A quelques pas, Calice peaufine la réalisation d’une superbe rame. Une pièce qu’il travaille et travaille encore, ciselant des motifs complexes. Le bois utilisé est le miro (bois de rose d’Océanie, thespesia populnea de son nom scientifique). Petit à petit, l’objet prend forme sous ses mains habiles. La sculpture sur bois est la grande spécialité de Hokatu et de ses artisans qui réalisent de magnifiques pièces : umete (un type de grand plat typiquement marquisien), boîtes à bijoux, représentations de tortues et de raies, des rames, des pièces de décoration, et bien sûr, des répliques de casse-tête et ti’i (tiki) anciens… Les créateurs peuvent s’inspirer du formidable patrimoine laissé par l’ancienne civilisation marquisienne qui avait poussé des arts tel la sculpture à un haut degré de raffinement.
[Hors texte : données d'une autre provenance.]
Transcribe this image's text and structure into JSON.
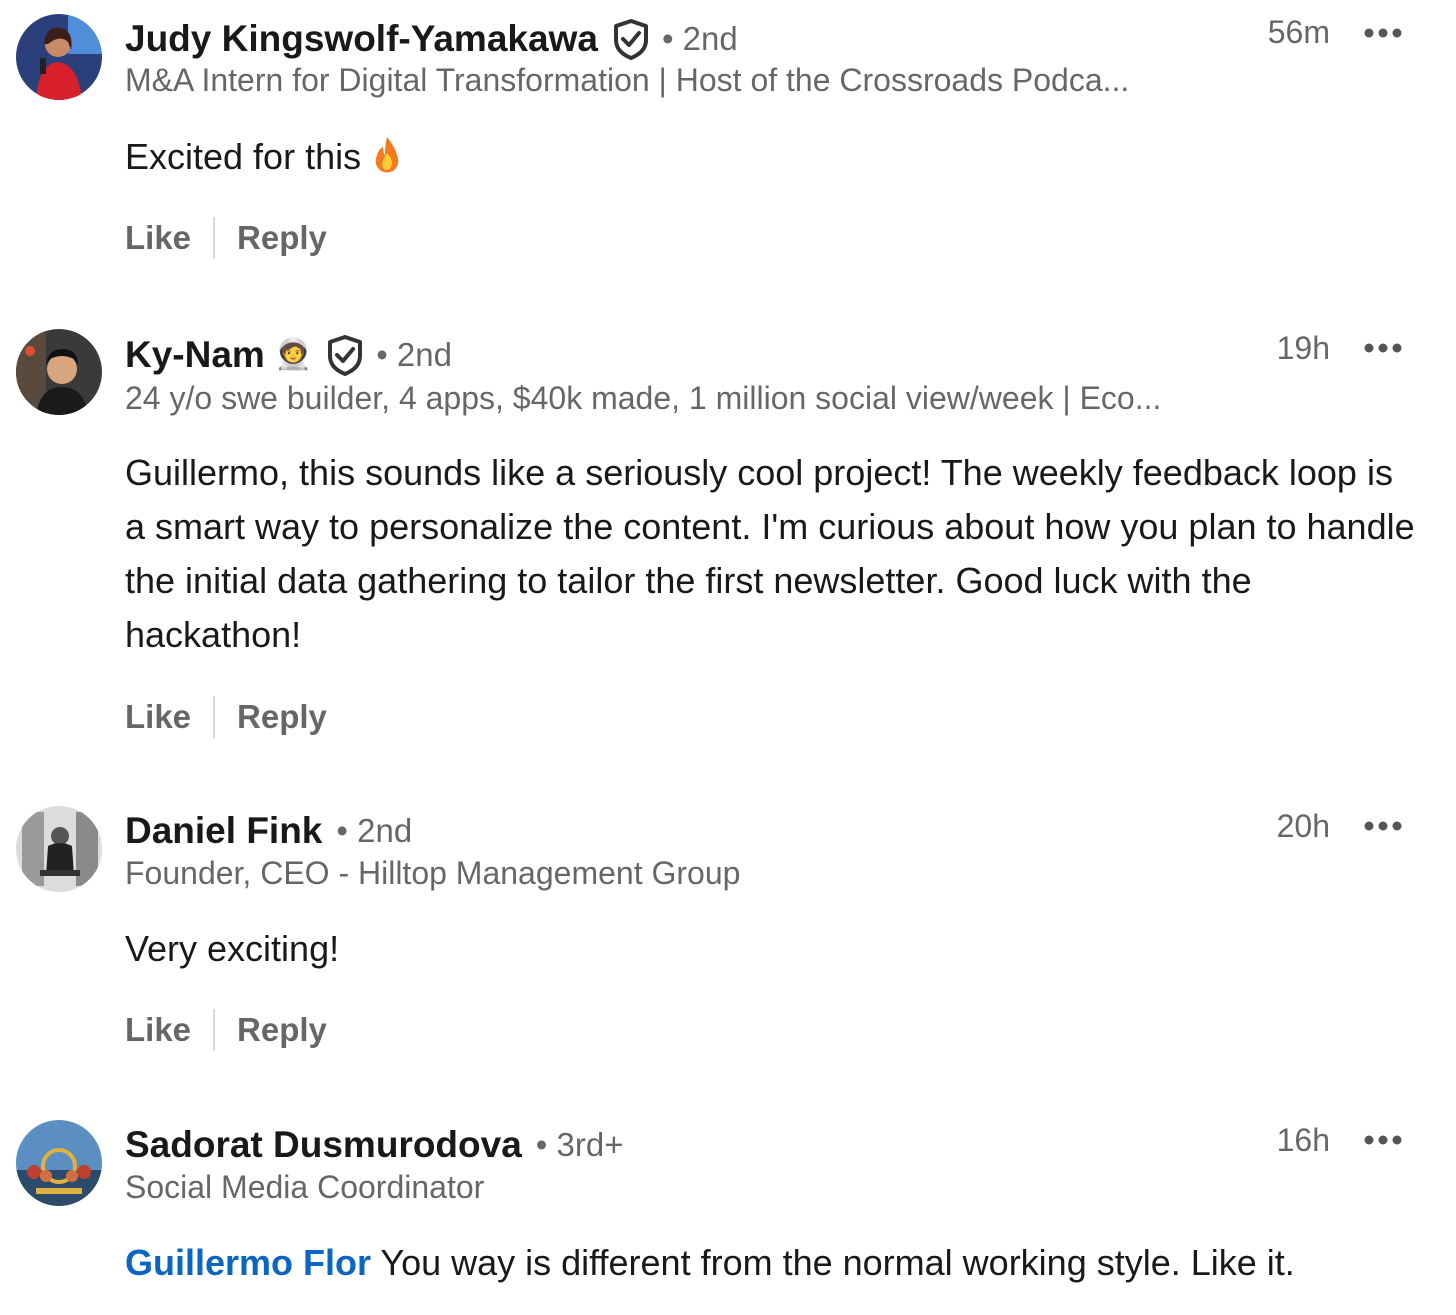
{
  "comments": [
    {
      "author": "Judy Kingswolf-Yamakawa",
      "degree": "• 2nd",
      "verified": true,
      "headline": "M&A Intern for Digital Transformation | Host of the Crossroads Podca...",
      "time": "56m",
      "text": "Excited for this",
      "emoji": "fire-icon",
      "actions": {
        "like": "Like",
        "reply": "Reply"
      }
    },
    {
      "author": "Ky-Nam",
      "badge_emoji": "🧑‍🚀",
      "degree": "• 2nd",
      "verified": true,
      "headline": "24 y/o swe builder, 4 apps, $40k made, 1 million social view/week | Eco...",
      "time": "19h",
      "text": "Guillermo, this sounds like a seriously cool project! The weekly feedback loop is a smart way to personalize the content. I'm curious about how you plan to handle the initial data gathering to tailor the first newsletter. Good luck with the hackathon!",
      "actions": {
        "like": "Like",
        "reply": "Reply"
      }
    },
    {
      "author": "Daniel Fink",
      "degree": "• 2nd",
      "verified": false,
      "headline": "Founder, CEO - Hilltop Management Group",
      "time": "20h",
      "text": "Very exciting!",
      "actions": {
        "like": "Like",
        "reply": "Reply"
      }
    },
    {
      "author": "Sadorat Dusmurodova",
      "degree": "• 3rd+",
      "verified": false,
      "headline": "Social Media Coordinator",
      "time": "16h",
      "mention": "Guillermo Flor",
      "text": " You way is different from the normal working style. Like it."
    }
  ],
  "colors": {
    "mention": "#0a66c2",
    "secondary_text": "#666666",
    "primary_text": "#191919"
  }
}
Un art reconnu unanimement même à l’échelle internationale. Mais le passé n’est pas le seule guide et les nouvelles générations réinterprètent et actualisent ce précieux héritage. Une fois le travail réalisé, il faut ensuite en assurer la commercialisation et la vente. L’arrivée de l’Aranui, un cargo mixte servant à la fois au transport du fret et aux activités de croisière, est attendu plus qu’impatiemment. Allant d’île en île et de vallée en vallée, ils amènent des touristes du monde entiers toutes les trois semaines environ. Sa visite est d’une importance clef pour les artisans de Hokatu. «Lorsque l’Aranui arrivent, les gens s’arrêtent », résume bien Delphine. De nombreuses ventes sont alors réalisées. Les revenus procurés sont importants pour les habitants. L’artisanat est une activité clef et son développement permet de donner des perspectives notamment aux nouvelles générations leur évitant, peut être, la rupture de l’exil vers d’autres îles, économiquement plus développées. Autres moments importants, les salons et expositions organisés régulièrement sur l’île de Tahiti. En bonne missionnaire de l’association, Delphine part alors avec les réalisations des membres de l’association faire découvrir les créations de son pays, de son île et de cette vallée où l’on espère que les jeunes pousses donneront de bien belles récoltes à l’avenir.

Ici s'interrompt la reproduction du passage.